Patients claiming workers’ compensation were found to present with symptomatic failures at a much higher rate than their counterparts, with an OR of 3.21 (95% CI, 1.22-8.40; P = .018). Their WORC scores were also markedly lower than those of patients not claiming workers’ compensation both before and after surgery, which is consistent with many other studies. 2,10,16
This study has several limitations. The most important is the accompanying limitations of a retrospective review of a prospectively collected database study. All eligible patients who were treated at our institution were invited to participate, and during this study period, 1451 patients underwent arthroscopic rotator cuff repair and were therefore eligible. Ultimately, 500 patients completed the 2-year follow-up, representing only 34.5% of the patient population treated during that time frame. We are unable to speculate whether the cohort of patients who did not participate or were lost prior to 2-year follow-up are doing better or more poorly than our study cohort, and this could have biased the results. We also recognize that we did not have complete data for some variables in our study group. This was especially notable for hand dominance, in which only 318 of our 500 patients had these data available. Routine postoperative imaging is not the standard of practice at our institution and so was not performed in the treatment success group. Additionally, our definition of success differs from other studies in the literature, and symptomatic patients with an intact rotator cuff tear were not included in our failure group.
Conclusion
The important contribution of this study is that we were able to determine that a postoperative WORC score ≥80 is associated with a ≤5% likelihood of treatment failure and need for revision surgery within the first 2 postoperative years. Furthermore, we saw that improvement in the WORC outcome score was notable at 1 year and did not markedly change in the years to follow, suggesting that the clinical utility of patient follow-up after 1 year is low. Known patient factors, such as workers’ compensation status and tear size, contributed to this risk, but so did hand dominance, which has not been described before. This information should aid surgeons by offering a WORC threshold of ≥80 at 1 year as a predictor of good long-term outcomes.
Footnotes
Acknowledgment
The authors thank Paul Lender for his contributions in data analysis and statistics.

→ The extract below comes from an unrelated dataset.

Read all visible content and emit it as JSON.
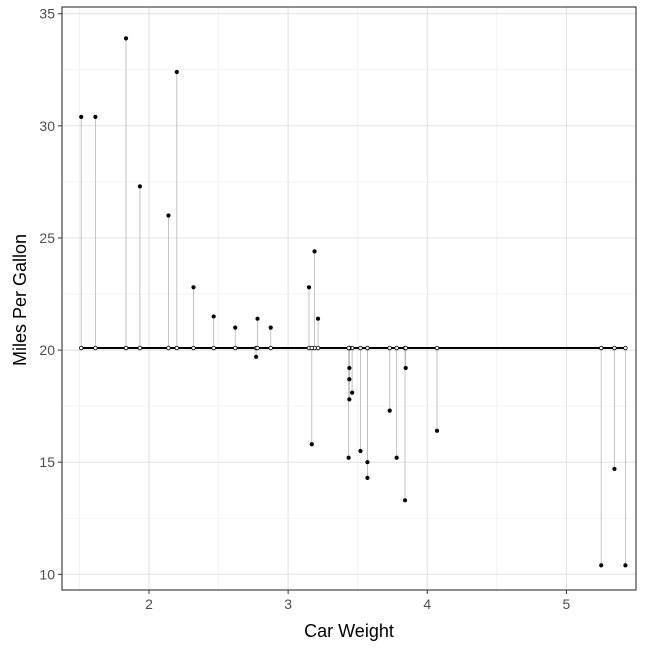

The authors declared that there are no conflicts of interest in the authorship and publication of this contribution. AOSSM checks author disclosures against the Open Payments Database (OPD). AOSSM has not conducted an independent investigation on the OPD and disclaims any liability or responsibility relating thereto.
Ethical approval for this study was waived by the HealthPartners Institute Research Subjects Protection Program.